¿Estás desbordado? ¿Vives en un estado constante de inquietud? ¿Arrastras un cansancio crónico? ¿Crees que no tienes tiempo para nada?

La ansiedad es un estado de inquietud, desasosiego o impaciencia por algo que ha de ocurrir. Es una anticipación de “lo peor”que provoca malestar. Una vivencia de temor ante algo difuso e indefinido.

El estrés es la respuesta del organismo a un estado de tensión excesiva y permanente que se prolonga más allá de las propias fuerzas y que puede dar lugar a diversas manifestaciones psicosomáticas como la gastritis, la úlcera de estómago, insomnio, taquicardia, dolores musculares, etc.
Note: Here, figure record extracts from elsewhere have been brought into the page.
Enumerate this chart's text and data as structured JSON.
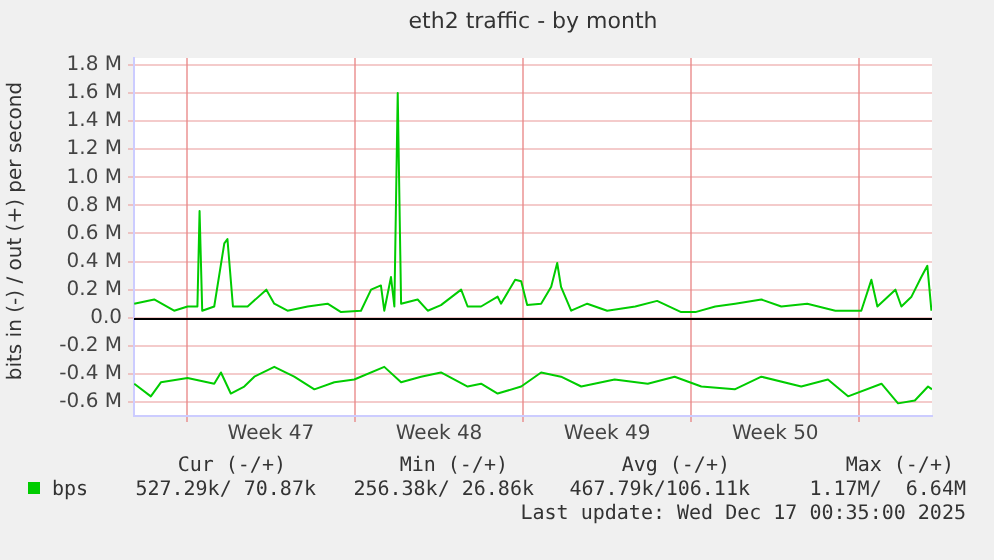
{
  "chart_data": {
    "type": "line",
    "title": "eth2 traffic - by month",
    "ylabel": "bits in (-) / out (+) per second",
    "xlim": [
      "2025-11-13T19:12",
      "2025-12-17T00:35"
    ],
    "xticks": [
      {
        "value": "2025-11-16",
        "label": null
      },
      {
        "value": "2025-11-19T12:00",
        "label": "Week 47"
      },
      {
        "value": "2025-11-23",
        "label": null
      },
      {
        "value": "2025-11-26T12:00",
        "label": "Week 48"
      },
      {
        "value": "2025-11-30",
        "label": null
      },
      {
        "value": "2025-12-03T12:00",
        "label": "Week 49"
      },
      {
        "value": "2025-12-07",
        "label": null
      },
      {
        "value": "2025-12-10T12:00",
        "label": "Week 50"
      },
      {
        "value": "2025-12-14",
        "label": null
      }
    ],
    "ylim": [
      -0.7,
      1.85
    ],
    "yticks": [
      {
        "value": -0.6,
        "label": "-0.6 M"
      },
      {
        "value": -0.4,
        "label": "-0.4 M"
      },
      {
        "value": -0.2,
        "label": "-0.2 M"
      },
      {
        "value": 0,
        "label": "0.0"
      },
      {
        "value": 0.2,
        "label": "0.2 M"
      },
      {
        "value": 0.4,
        "label": "0.4 M"
      },
      {
        "value": 0.6,
        "label": "0.6 M"
      },
      {
        "value": 0.8,
        "label": "0.8 M"
      },
      {
        "value": 1.0,
        "label": "1.0 M"
      },
      {
        "value": 1.2,
        "label": "1.2 M"
      },
      {
        "value": 1.4,
        "label": "1.4 M"
      },
      {
        "value": 1.6,
        "label": "1.6 M"
      },
      {
        "value": 1.8,
        "label": "1.8 M"
      }
    ],
    "grid": true,
    "legend": "bottom",
    "marker": "none",
    "line_style": "solid",
    "ref_lines": [
      {
        "axis": "y",
        "value": 0,
        "color": "#000000"
      }
    ],
    "series": [
      {
        "name": "bps",
        "color": "#00cc00",
        "x": [
          "2025-11-13T19:26",
          "2025-11-14T15:22",
          "2025-11-15T11:17",
          "2025-11-16T00:43",
          "2025-11-16T10:34",
          "2025-11-16T12:43",
          "2025-11-16T15:22",
          "2025-11-17T03:22",
          "2025-11-17T13:26",
          "2025-11-17T16:34",
          "2025-11-17T22:05",
          "2025-11-18T12:43",
          "2025-11-19T07:26",
          "2025-11-19T15:22",
          "2025-11-20T04:34",
          "2025-11-21T00:43",
          "2025-11-21T20:38",
          "2025-11-22T10:05",
          "2025-11-23T06:00",
          "2025-11-23T16:05",
          "2025-11-24T01:55",
          "2025-11-24T05:17",
          "2025-11-24T12:00",
          "2025-11-24T15:22",
          "2025-11-24T18:43",
          "2025-11-24T22:05",
          "2025-11-25T14:38",
          "2025-11-26T00:43",
          "2025-11-26T13:55",
          "2025-11-27T10:05",
          "2025-11-27T16:34",
          "2025-11-28T06:00",
          "2025-11-28T22:34",
          "2025-11-29T01:55",
          "2025-11-29T16:05",
          "2025-11-29T22:05",
          "2025-11-30T04:05",
          "2025-11-30T18:00",
          "2025-12-01T04:05",
          "2025-12-01T10:05",
          "2025-12-01T13:55",
          "2025-12-02T00:00",
          "2025-12-02T16:05",
          "2025-12-03T12:00",
          "2025-12-04T16:05",
          "2025-12-05T13:55",
          "2025-12-06T13:55",
          "2025-12-07T04:05",
          "2025-12-08T00:00",
          "2025-12-08T19:55",
          "2025-12-09T22:05",
          "2025-12-10T18:00",
          "2025-12-11T19:55",
          "2025-12-13T00:00",
          "2025-12-14T01:55",
          "2025-12-14T12:00",
          "2025-12-14T18:00",
          "2025-12-15T12:00",
          "2025-12-15T18:00",
          "2025-12-16T04:05",
          "2025-12-16T13:55",
          "2025-12-16T19:55",
          "2025-12-17T00:00"
        ],
        "values": [
          0.1,
          0.13,
          0.05,
          0.08,
          0.08,
          0.76,
          0.05,
          0.08,
          0.53,
          0.56,
          0.08,
          0.08,
          0.2,
          0.1,
          0.05,
          0.08,
          0.1,
          0.04,
          0.05,
          0.2,
          0.23,
          0.05,
          0.29,
          0.08,
          1.6,
          0.1,
          0.13,
          0.05,
          0.09,
          0.2,
          0.08,
          0.08,
          0.15,
          0.1,
          0.27,
          0.26,
          0.09,
          0.1,
          0.22,
          0.39,
          0.22,
          0.05,
          0.1,
          0.05,
          0.08,
          0.12,
          0.04,
          0.04,
          0.08,
          0.1,
          0.13,
          0.08,
          0.1,
          0.05,
          0.05,
          0.27,
          0.08,
          0.2,
          0.08,
          0.15,
          0.29,
          0.37,
          0.05
        ]
      },
      {
        "color": "#00cc00",
        "x": [
          "2025-11-13T19:26",
          "2025-11-14T12:00",
          "2025-11-14T22:05",
          "2025-11-16T00:43",
          "2025-11-17T03:22",
          "2025-11-17T10:05",
          "2025-11-17T19:55",
          "2025-11-18T09:22",
          "2025-11-18T19:26",
          "2025-11-19T15:22",
          "2025-11-20T11:17",
          "2025-11-21T07:26",
          "2025-11-22T03:22",
          "2025-11-22T23:17",
          "2025-11-24T05:17",
          "2025-11-24T22:05",
          "2025-11-25T18:00",
          "2025-11-26T13:55",
          "2025-11-27T16:34",
          "2025-11-28T06:00",
          "2025-11-28T22:34",
          "2025-11-29T22:05",
          "2025-11-30T18:00",
          "2025-12-01T13:55",
          "2025-12-02T10:05",
          "2025-12-03T19:26",
          "2025-12-05T04:34",
          "2025-12-06T07:26",
          "2025-12-07T10:05",
          "2025-12-08T19:26",
          "2025-12-09T22:05",
          "2025-12-11T13:55",
          "2025-12-12T16:34",
          "2025-12-13T12:43",
          "2025-12-14T22:05",
          "2025-12-15T14:38",
          "2025-12-16T07:26",
          "2025-12-16T20:38",
          "2025-12-17T00:35"
        ],
        "values": [
          -0.47,
          -0.56,
          -0.46,
          -0.43,
          -0.47,
          -0.39,
          -0.54,
          -0.49,
          -0.42,
          -0.35,
          -0.42,
          -0.51,
          -0.46,
          -0.44,
          -0.35,
          -0.46,
          -0.42,
          -0.39,
          -0.49,
          -0.47,
          -0.54,
          -0.49,
          -0.39,
          -0.42,
          -0.49,
          -0.44,
          -0.47,
          -0.42,
          -0.49,
          -0.51,
          -0.42,
          -0.49,
          -0.44,
          -0.56,
          -0.47,
          -0.61,
          -0.59,
          -0.49,
          -0.51
        ]
      }
    ],
    "annotations": [
      "Cur (-/+)",
      "Min (-/+)",
      "Avg (-/+)",
      "Max (-/+)",
      "527.29k/ 70.87k",
      "256.38k/ 26.86k",
      "467.79k/106.11k",
      "1.17M/  6.64M",
      "Last update: Wed Dec 17 00:35:00 2025"
    ]
  }
}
Las personas que sufren ansiedad o estrés se caracterizan por llevar una vida al borde del agotamiento, un ritmo vertiginoso que no les deja tiempo para nada. Viven permanentemente desbordados, con demasiadas exigencias inaplazables y arrastrando un cansancio crónico. El resultado suele ser una incapacidad para relajarse que puede influir en su rendimiento intelectual, provocar bloqueos intermitentes y disminuir su nivel de atención.

Gran parte de la tensión que la gente siente no viene de tener demasiadas cosas que hacer. Viene de no terminar lo que han empezado”

David Allen

Empresarios y directivos tienen entre sus funciones una labor de planificación y previsión lo que, unido al mundo cambiante de los entornos VUCA, puede generar el hábito de anticipar posibles amenazas con el fin de poderlas neutralizar con antelación (lo que no siempre es posible). Esto les hace vivir en un constante estado de alerta y preocupación por el futuro, dificultando su capacidad para enfocarse en el presente y llegando a presentar las características de un estado de ansiedad.
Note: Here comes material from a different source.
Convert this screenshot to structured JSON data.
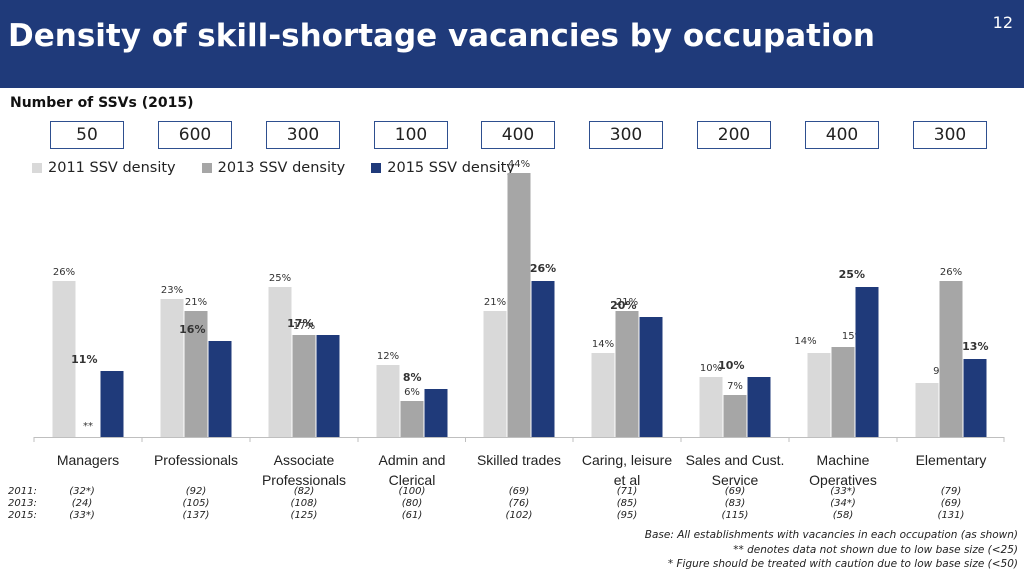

La preocupación no elimina el dolor del mañana, sino que elimina la fuerza del hoy. 

Corrie ten Boom

En las sesiones de coaching, algunos directivos me manifiestan que no son capaces de aprovechar sus vacaciones, ya que al cabo de pocos días sienten la necesidad de coger el móvil, ponerse en contacto con la oficina, responder mails… La pregunta es ¿quién necesita a quien? ¿es el despacho que necesita al directivo o es el directivo el que necesita el trabajo?

La respuesta puede estar en la identificación que hacen algunos profesionales de su valor personal con su competencia profesional. Ocurre entonces que ante un revés laboral no son capaces de superar la adversidad ya que se valoran en función de sus logros y se culpan y responsabilizan de unos resultados que pueden ser incluso fruto de las circunstancias.
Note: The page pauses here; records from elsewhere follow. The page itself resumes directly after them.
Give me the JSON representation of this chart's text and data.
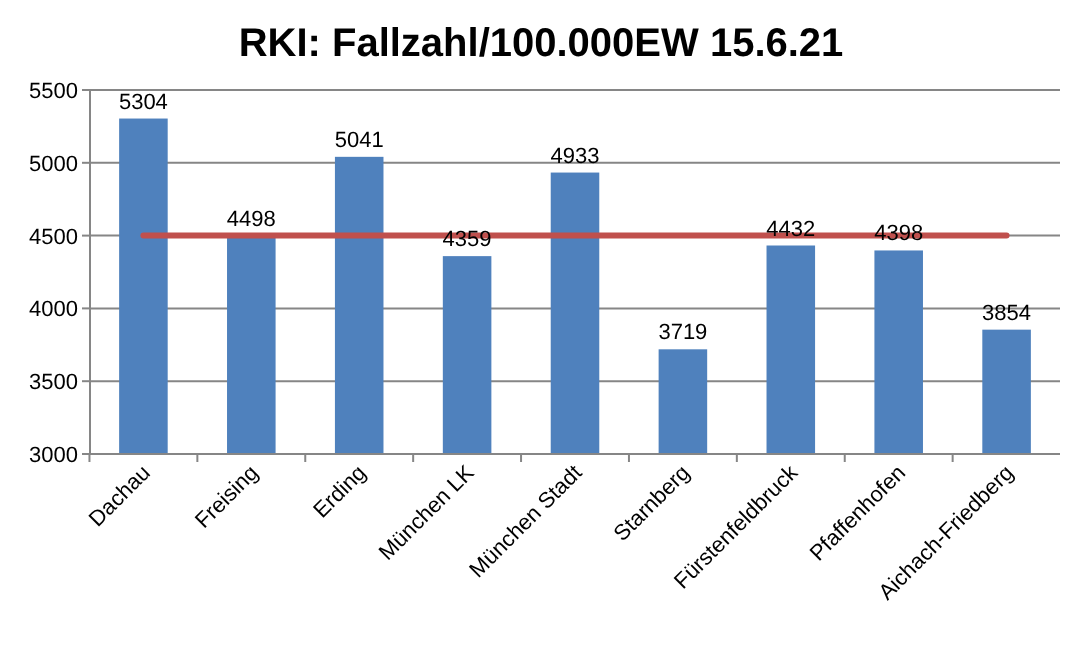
{
  "chart_data": {
    "type": "bar",
    "title": "RKI: Fallzahl/100.000EW 15.6.21",
    "categories": [
      "Dachau",
      "Freising",
      "Erding",
      "München LK",
      "München Stadt",
      "Starnberg",
      "Fürstenfeldbruck",
      "Pfaffenhofen",
      "Aichach-Friedberg"
    ],
    "series": [
      {
        "color": "#4f81bd",
        "values": [
          5304,
          4498,
          5041,
          4359,
          4933,
          3719,
          4432,
          4398,
          3854
        ],
        "data_labels": true
      },
      {
        "type": "line",
        "color": "#c0504d",
        "values": [
          4500,
          4500,
          4500,
          4500,
          4500,
          4500,
          4500,
          4500,
          4500
        ]
      }
    ],
    "ylim": [
      3000,
      5500
    ],
    "yticks": [
      3000,
      3500,
      4000,
      4500,
      5000,
      5500
    ],
    "grid": "y"
  }
}
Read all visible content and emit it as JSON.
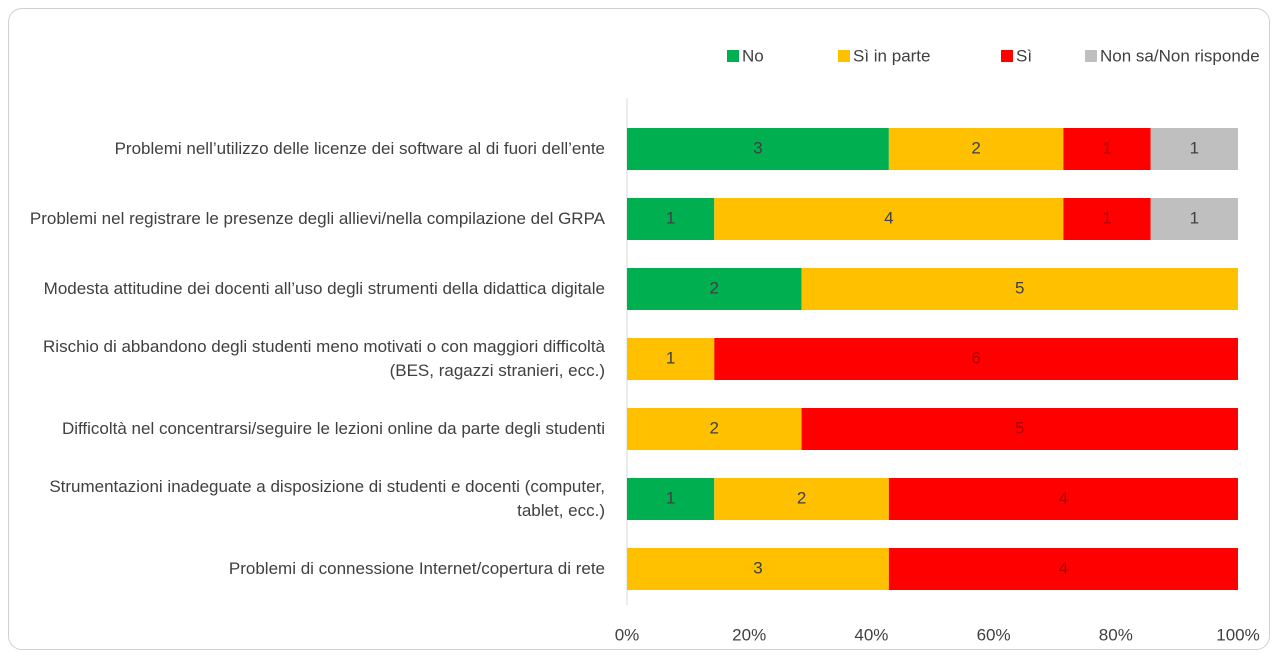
{
  "chart_data": {
    "type": "bar",
    "orientation": "horizontal",
    "stacked_percent": true,
    "categories": [
      "Problemi nell’utilizzo delle licenze dei software al di fuori dell’ente",
      "Problemi nel registrare le presenze degli allievi/nella compilazione del GRPA",
      "Modesta attitudine dei docenti all’uso degli strumenti della didattica digitale",
      "Rischio di abbandono degli studenti meno motivati o con maggiori difficoltà (BES, ragazzi stranieri, ecc.)",
      "Difficoltà nel concentrarsi/seguire le lezioni online da parte degli studenti",
      "Strumentazioni inadeguate a disposizione di studenti e docenti (computer, tablet, ecc.)",
      "Problemi di connessione Internet/copertura di rete"
    ],
    "series": [
      {
        "name": "No",
        "color": "#00b050",
        "values": [
          3,
          1,
          2,
          0,
          0,
          1,
          0
        ]
      },
      {
        "name": "Sì in parte",
        "color": "#ffc000",
        "values": [
          2,
          4,
          5,
          1,
          2,
          2,
          3
        ]
      },
      {
        "name": "Sì",
        "color": "#ff0000",
        "values": [
          1,
          1,
          0,
          6,
          5,
          4,
          4
        ]
      },
      {
        "name": "Non sa/Non risponde",
        "color": "#bfbfbf",
        "values": [
          1,
          1,
          0,
          0,
          0,
          0,
          0
        ]
      }
    ],
    "xlim": [
      0,
      100
    ],
    "xticks": [
      {
        "value": 0,
        "label": "0%"
      },
      {
        "value": 20,
        "label": "20%"
      },
      {
        "value": 40,
        "label": "40%"
      },
      {
        "value": 60,
        "label": "60%"
      },
      {
        "value": 80,
        "label": "80%"
      },
      {
        "value": 100,
        "label": "100%"
      }
    ],
    "legend": "top",
    "grid": false
  }
}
El reto que tenemos los coaches en estos casos es acompañar a nuestros coachees a comunicarse con ellos mismos, fortalecer su autoestima y reconocer su valía personal, que no depende de lo que hacen sino de lo que son. Esto les permitirá independizar sus emociones de las circunstancias laborales y les capacitará para volver a disfrutar de su vida.

Las amenazas a nuestra autoestima o la idea que nos hacemos de nosotros mismos, causan con frecuencia mucha más ansiedad que las amenazas a nuestra integridad física.